Die Aufklärung in dem Ausschuss steht damit unter misslichen Vorzeichen. Dabei gibt es genug zu tun: So attestierte der Berliner Sonderermittler Bruno Jost den dortigen Behörden „grobe Fehler, die nicht hätten vorkommen dürfen“.

Irene Mihalic, Grüne

„Der Ausschuss soll nicht Regierungsschutz betreiben, sondern aufklären“

Einig sind sich alle Fraktionen, nochmals zu erarbeiten, was welche Behörde wann über Amri wusste. Zudem wollen alle prüfen, ob Amri auch deshalb unbehelligt blieb, weil er für die Sicherheitsbehörden als „Informationsquelle“ oder „Nachrichtenmittler“ genutzt wurde. „Bisher haben alle nur auf Teilaspekte des Falls geschaut, wir wollen nun die Gesamtbetrachtung“, sagt CDU-Mann Schuster. Auch SPD-Fraktionsvize Högl spricht von „mehr als genug offenen Fragen“ und einer „schier endlosen Serie an Pannen“. Sie hoffe noch auf eine „maximal gemeinsame Aufklärung“.

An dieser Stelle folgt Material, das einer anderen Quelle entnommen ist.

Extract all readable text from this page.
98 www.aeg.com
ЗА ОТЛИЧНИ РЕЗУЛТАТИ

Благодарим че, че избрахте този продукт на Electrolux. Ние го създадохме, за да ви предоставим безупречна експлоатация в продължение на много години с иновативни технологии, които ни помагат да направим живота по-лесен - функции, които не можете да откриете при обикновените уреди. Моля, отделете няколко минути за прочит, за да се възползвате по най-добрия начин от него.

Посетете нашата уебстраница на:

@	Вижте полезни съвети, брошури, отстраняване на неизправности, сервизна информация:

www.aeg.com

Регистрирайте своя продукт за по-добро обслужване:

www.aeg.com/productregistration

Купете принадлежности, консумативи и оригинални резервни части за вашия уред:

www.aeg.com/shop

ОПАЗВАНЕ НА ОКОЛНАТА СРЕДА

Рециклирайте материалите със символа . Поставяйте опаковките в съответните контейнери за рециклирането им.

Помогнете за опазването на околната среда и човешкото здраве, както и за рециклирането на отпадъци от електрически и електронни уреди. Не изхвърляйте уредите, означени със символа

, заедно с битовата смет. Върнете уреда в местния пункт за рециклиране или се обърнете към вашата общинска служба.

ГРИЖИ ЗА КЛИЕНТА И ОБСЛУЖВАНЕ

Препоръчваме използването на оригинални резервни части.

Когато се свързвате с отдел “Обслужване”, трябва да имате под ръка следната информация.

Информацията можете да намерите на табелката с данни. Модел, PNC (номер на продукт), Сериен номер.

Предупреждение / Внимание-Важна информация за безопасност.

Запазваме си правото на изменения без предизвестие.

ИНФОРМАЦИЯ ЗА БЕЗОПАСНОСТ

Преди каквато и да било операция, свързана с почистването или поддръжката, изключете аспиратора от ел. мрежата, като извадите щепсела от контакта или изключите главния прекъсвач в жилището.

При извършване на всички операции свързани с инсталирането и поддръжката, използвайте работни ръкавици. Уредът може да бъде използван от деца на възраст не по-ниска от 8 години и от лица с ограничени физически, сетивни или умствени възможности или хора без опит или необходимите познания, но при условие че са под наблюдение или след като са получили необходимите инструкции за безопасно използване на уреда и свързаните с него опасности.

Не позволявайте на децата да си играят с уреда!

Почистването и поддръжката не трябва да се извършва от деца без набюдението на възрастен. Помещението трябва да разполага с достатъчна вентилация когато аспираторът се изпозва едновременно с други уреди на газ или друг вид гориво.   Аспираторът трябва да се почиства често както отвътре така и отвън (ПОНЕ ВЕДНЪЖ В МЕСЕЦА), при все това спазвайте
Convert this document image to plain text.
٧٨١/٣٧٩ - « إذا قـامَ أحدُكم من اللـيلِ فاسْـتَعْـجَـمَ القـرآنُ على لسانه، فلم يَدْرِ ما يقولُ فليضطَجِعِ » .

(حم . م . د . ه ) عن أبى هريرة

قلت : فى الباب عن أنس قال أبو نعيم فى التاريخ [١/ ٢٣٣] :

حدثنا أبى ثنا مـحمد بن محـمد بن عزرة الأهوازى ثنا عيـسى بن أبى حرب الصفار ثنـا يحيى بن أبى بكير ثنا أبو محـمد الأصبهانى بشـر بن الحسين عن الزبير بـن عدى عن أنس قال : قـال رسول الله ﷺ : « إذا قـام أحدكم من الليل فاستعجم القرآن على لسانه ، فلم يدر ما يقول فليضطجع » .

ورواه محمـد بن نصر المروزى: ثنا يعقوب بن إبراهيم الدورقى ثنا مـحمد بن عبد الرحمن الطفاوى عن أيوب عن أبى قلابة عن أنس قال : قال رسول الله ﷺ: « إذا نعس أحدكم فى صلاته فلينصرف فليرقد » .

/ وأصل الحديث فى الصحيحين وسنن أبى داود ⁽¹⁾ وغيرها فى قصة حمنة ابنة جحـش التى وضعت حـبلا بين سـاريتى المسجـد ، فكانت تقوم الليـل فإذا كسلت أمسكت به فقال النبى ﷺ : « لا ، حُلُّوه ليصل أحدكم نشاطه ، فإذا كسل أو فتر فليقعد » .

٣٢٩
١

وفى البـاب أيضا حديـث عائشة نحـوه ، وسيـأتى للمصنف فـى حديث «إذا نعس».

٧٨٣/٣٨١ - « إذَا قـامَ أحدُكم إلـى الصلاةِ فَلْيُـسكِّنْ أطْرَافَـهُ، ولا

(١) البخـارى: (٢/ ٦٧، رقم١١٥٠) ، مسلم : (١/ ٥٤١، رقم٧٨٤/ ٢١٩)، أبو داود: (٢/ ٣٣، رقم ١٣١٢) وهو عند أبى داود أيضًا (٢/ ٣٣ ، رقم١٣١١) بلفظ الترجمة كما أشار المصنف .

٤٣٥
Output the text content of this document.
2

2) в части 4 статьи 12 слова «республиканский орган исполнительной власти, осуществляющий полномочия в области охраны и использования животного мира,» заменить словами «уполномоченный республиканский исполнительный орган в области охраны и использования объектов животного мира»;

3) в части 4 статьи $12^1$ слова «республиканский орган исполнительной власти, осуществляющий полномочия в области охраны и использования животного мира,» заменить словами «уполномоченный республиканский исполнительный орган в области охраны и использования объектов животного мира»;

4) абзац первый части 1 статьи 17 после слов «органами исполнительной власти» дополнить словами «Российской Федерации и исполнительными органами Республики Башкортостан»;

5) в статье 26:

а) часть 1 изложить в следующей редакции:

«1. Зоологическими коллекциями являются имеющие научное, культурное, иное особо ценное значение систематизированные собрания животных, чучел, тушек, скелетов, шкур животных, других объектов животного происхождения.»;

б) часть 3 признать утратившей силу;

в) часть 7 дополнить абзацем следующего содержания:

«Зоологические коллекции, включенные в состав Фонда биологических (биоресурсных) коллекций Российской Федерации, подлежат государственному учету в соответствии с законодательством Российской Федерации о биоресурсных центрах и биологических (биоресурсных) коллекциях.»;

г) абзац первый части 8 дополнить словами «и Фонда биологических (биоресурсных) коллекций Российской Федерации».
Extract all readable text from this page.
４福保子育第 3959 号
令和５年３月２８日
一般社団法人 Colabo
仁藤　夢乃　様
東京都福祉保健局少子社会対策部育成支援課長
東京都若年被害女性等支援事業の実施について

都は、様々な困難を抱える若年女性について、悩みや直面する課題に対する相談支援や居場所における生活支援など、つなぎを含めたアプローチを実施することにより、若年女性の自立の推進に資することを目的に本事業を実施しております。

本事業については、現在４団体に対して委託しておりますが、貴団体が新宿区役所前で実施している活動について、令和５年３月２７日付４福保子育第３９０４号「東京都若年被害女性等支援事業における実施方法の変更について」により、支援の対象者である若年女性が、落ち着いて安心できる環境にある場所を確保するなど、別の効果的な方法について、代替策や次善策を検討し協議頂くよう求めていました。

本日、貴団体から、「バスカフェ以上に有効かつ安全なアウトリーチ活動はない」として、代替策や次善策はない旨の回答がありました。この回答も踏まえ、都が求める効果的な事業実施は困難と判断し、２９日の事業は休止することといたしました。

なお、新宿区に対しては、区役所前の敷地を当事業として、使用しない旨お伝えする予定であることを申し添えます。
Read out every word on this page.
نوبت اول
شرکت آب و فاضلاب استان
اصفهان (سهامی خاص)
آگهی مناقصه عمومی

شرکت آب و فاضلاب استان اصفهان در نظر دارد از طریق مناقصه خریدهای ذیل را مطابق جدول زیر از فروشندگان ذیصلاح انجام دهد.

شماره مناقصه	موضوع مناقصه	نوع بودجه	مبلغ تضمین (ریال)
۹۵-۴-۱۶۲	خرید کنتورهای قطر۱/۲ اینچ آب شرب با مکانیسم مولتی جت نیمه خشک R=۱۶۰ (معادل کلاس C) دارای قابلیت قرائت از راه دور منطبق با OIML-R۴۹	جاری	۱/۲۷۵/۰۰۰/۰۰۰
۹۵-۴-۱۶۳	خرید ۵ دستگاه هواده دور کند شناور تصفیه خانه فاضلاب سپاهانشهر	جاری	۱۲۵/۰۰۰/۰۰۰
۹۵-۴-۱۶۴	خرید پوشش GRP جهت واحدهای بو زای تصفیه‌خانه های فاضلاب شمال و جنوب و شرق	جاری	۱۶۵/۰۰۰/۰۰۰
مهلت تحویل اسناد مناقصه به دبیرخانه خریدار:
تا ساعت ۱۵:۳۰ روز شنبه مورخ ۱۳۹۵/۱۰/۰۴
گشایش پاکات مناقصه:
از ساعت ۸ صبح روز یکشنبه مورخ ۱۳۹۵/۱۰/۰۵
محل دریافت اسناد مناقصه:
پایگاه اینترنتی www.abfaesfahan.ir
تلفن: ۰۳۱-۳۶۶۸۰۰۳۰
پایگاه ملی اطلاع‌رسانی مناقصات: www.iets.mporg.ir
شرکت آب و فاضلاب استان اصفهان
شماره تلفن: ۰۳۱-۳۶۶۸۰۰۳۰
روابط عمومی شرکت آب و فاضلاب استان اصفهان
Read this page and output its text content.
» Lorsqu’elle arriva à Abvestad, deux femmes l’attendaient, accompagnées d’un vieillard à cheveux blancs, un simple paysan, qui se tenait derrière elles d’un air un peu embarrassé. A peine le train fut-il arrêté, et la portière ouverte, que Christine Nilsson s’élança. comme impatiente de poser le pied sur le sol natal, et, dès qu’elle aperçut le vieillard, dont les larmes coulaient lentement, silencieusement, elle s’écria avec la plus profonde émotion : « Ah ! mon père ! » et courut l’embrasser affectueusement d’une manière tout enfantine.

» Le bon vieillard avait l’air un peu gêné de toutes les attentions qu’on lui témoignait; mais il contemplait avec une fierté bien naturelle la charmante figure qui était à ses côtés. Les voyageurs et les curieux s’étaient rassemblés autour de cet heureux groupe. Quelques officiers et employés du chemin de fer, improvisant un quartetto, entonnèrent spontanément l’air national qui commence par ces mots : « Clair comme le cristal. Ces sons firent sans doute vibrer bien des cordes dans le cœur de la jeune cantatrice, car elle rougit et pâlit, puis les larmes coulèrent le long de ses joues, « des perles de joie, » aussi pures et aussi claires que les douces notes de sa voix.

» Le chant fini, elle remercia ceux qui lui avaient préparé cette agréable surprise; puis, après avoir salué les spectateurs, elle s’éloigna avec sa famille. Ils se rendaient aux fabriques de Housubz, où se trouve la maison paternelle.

Erste Konsequenzen zogen Union und SPD bereits jetzt in ihrem Sondierungspapier. Im Umgang mit Gefährdern sollen künftig „gemeinsame Standards“ und „klare Zuständigkeitsregelungen“ gelten. Die Jamaika-Parteien gingen in ihren Sondierungen weiter: Sie hatten auch eine stärkere Zentralisierung der Sicherheit und für die Bundesbehörden mehr Kompetenzen vereinbart. Die Grüne Mihalic warf Union und SPD „keinerlei Gestaltungsanspruch in der Innenpolitik“ vor.